Ce soir The Murder Capital concluent au Trianon à Paris la tournée européenne de leur nouvel album,
Blindness, et ils ont bien l'intention de nous en mettre plein la vue.

Hex Girlfriend ne sont pas moins motivés. Le duo arrive en blouses blanches de docteurs, une voix off tente de nous rassurer en expliquant doucement que nous sommes sur le point de vivre une expérience psychique qui me fait beaucoup penser à Total Recall. Ne vous inquiétez pas tout ira bien, mais il se peut que ça pique un peu derrière les yeux. Avec un bassiste, un batteur/chanteur et quelques machines dont une boîte à rythmes, le duo envoie du gros son.
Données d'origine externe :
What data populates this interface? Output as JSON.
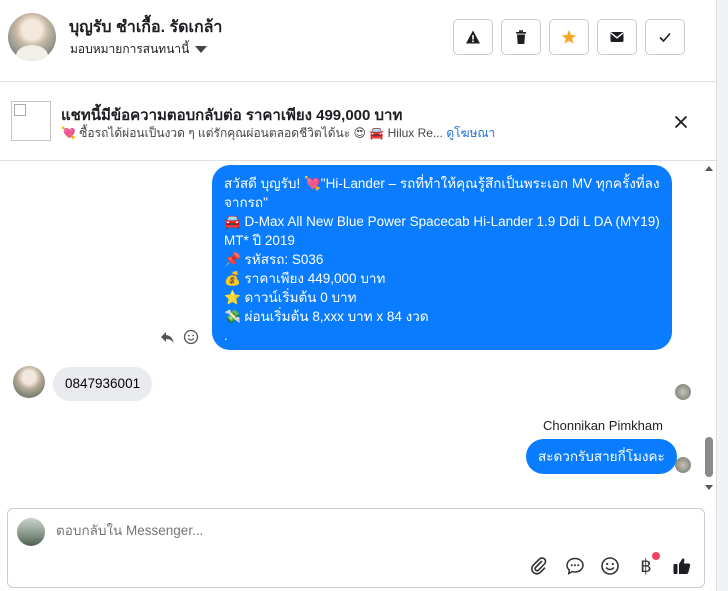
{
  "header": {
    "title": "บุญรับ ชำเกื้อ. รัดเกล้า",
    "assign_label": "มอบหมายการสนทนานี้",
    "buttons": [
      "report",
      "delete",
      "star",
      "mark-unread",
      "done"
    ]
  },
  "ad": {
    "title": "แชทนี้มีข้อความตอบกลับต่อ ราคาเพียง 499,000 บาท",
    "line": "💘 ซื้อรถได้ผ่อนเป็นงวด ๆ แต่รักคุณผ่อนตลอดชีวิตได้นะ 😍 🚘 Hilux Re...",
    "link": "ดูโฆษณา"
  },
  "messages": {
    "outgoing_1": [
      "สวัสดี บุญรับ! 💘\"Hi-Lander – รถที่ทำให้คุณรู้สึกเป็นพระเอก MV ทุกครั้งที่ลงจากรถ\"",
      "🚘  D-Max All New Blue Power Spacecab Hi-Lander 1.9 Ddi L DA (MY19) MT* ปี 2019",
      "📌 รหัสรถ: S036",
      "💰 ราคาเพียง 449,000 บาท",
      "⭐ ดาวน์เริ่มต้น 0 บาท",
      "💸 ผ่อนเริ่มต้น 8,xxx บาท x 84 งวด",
      "."
    ],
    "incoming_1": "0847936001",
    "sender_name": "Chonnikan Pimkham",
    "outgoing_2": "สะดวกรับสายกี่โมงคะ"
  },
  "composer": {
    "placeholder": "ตอบกลับใน Messenger..."
  },
  "colors": {
    "accent_blue": "#0a7cff",
    "incoming_bubble": "#e9ebee",
    "link": "#216fdb",
    "star": "#f5a623"
  }
}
Malheureusement un peu trop gros pour la sono qui a du mal à faire passer la voix et les textures sonores au-delà de la distorsion. Ce n'est pas grave, le groupe se donne à fond et le public réagit plutôt bien.
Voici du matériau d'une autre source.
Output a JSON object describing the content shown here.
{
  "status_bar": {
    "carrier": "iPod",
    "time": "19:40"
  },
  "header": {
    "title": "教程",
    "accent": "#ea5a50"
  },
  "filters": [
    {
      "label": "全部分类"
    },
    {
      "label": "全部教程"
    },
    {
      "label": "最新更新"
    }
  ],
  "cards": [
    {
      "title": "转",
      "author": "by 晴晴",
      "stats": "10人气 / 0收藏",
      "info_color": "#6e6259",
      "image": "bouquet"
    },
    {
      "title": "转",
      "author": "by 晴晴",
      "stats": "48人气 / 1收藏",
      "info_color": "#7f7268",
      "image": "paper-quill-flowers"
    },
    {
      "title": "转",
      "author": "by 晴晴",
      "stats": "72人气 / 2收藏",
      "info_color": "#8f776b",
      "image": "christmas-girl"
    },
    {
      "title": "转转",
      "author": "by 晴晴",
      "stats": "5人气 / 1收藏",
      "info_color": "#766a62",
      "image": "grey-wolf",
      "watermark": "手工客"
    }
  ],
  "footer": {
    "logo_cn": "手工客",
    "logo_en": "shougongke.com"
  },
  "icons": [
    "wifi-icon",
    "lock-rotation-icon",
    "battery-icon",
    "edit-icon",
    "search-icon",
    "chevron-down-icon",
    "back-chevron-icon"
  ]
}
Très vite Noah Yorke lâche ses fûts pour bondir sur les retours et haranguer la foule. Il a un sacré flow et tourne sur scène comme un fauve en cage. Oui, Yorke comme Andy Yorke, chanteur de Unbelievable Truth qui est son oncle... OK, c'est aussi le fils de Thom, chanteur de The Smile et Radiohead. Mais il n'a rien d'un fils à papa, et on sent qu'il donne plus que le minimum syndical pour se faire un prénom. Avec cette obsession des rythmes sophistiqués, et les fins de phrases dans les aigus qui se perdent dans les effets, on ne peut tout de même pas m'empêcher d'imaginer les trajets en voiture sur la route des vacances quand toute la famille se met à chanter. On retient l'énergie de ces Hex Girlfriend> et l'univers post-apocalyptique qu'ils ont créé, quelque part entre des Happy Mondays, beaucoup plus Mondays que Happy, et des Primal Scream qui remplaceraient leurs guitares par des percussions. Comme ce soir c'est la dernière, Diarmuid (batteur) et Cathal (guitariste) de The Murder Capital montrent également leur appréciation et les rejoignent sur scène.
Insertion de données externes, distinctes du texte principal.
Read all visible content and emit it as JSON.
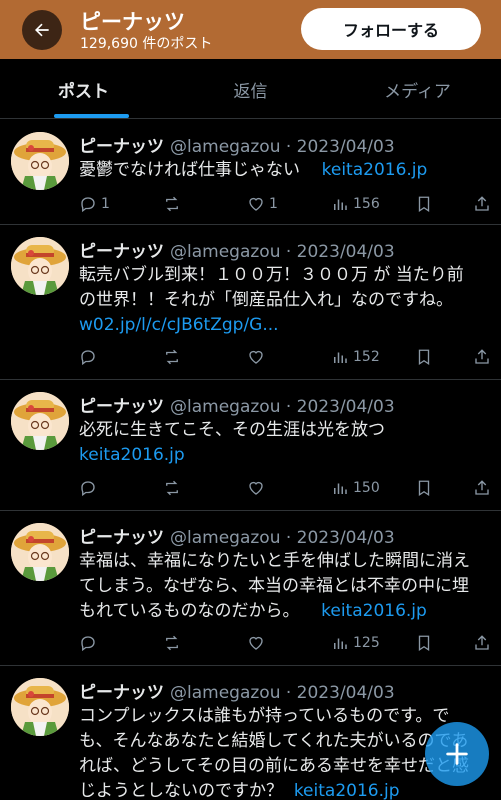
{
  "header": {
    "title": "ピーナッツ",
    "subtitle": "129,690 件のポスト",
    "follow_label": "フォローする",
    "accent_color": "#b26a33"
  },
  "tabs": [
    {
      "label": "ポスト",
      "active": true
    },
    {
      "label": "返信",
      "active": false
    },
    {
      "label": "メディア",
      "active": false
    }
  ],
  "posts": [
    {
      "name": "ピーナッツ",
      "meta": "@lamegazou · 2023/04/03",
      "lines": [
        "憂鬱でなければ仕事じゃない"
      ],
      "inline_link": "keita2016.jp",
      "replies": "1",
      "reposts": "",
      "likes": "1",
      "views": "156"
    },
    {
      "name": "ピーナッツ",
      "meta": "@lamegazou · 2023/04/03",
      "lines": [
        "転売バブル到来！１００万！３００万 が 当たり前",
        "の世界！！それが「倒産品仕入れ」なのですね。"
      ],
      "link": "w02.jp/l/c/cJB6tZgp/G...",
      "replies": "",
      "reposts": "",
      "likes": "",
      "views": "152"
    },
    {
      "name": "ピーナッツ",
      "meta": "@lamegazou · 2023/04/03",
      "lines": [
        "必死に生きてこそ、その生涯は光を放つ"
      ],
      "link": "keita2016.jp",
      "replies": "",
      "reposts": "",
      "likes": "",
      "views": "150"
    },
    {
      "name": "ピーナッツ",
      "meta": "@lamegazou · 2023/04/03",
      "lines": [
        "幸福は、幸福になりたいと手を伸ばした瞬間に消え",
        "てしまう。なぜなら、本当の幸福とは不幸の中に埋",
        "もれているものなのだから。"
      ],
      "inline_link": "keita2016.jp",
      "replies": "",
      "reposts": "",
      "likes": "",
      "views": "125"
    },
    {
      "name": "ピーナッツ",
      "meta": "@lamegazou · 2023/04/03",
      "lines": [
        "コンプレックスは誰もが持っているものです。で",
        "も、そんなあなたと結婚してくれた夫がいるのであ",
        "れば、どうしてその目の前にある幸せを幸せだと感",
        "じようとしないのですか？"
      ],
      "inline_link": "keita2016.jp"
    }
  ]
}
Pour finir de chauffer le public, la playlist pendant l'intermède mélange rock électrique et ballades émouvantes, de Viagra Boys à Maria Somerville. The Murder Capital ouvrent ensuite leur concert par The Fall, un morceau ultra puissant qui met tout de suite le public en mouvement. Le sol de la fosse rebondit dès les premières phrases du couplet, le son des guitares arrache, elles sont encore plus électriques que sur l'album. Sans transition, le groupe passe de de son troisième à son premier album avec More Is Less, James McGovern excite le public alors que les musiciens restent concentrés sur leur jeu, alignés comme des mercenaires prêts à en découdre. Toutes les mains sont en l'air et le groupe a troqué les costumes post-punk pour des looks plus urbains : James McGovern, avec ses lunettes noires, sa veste de survêtement et son kilt long, est le maître du jeu.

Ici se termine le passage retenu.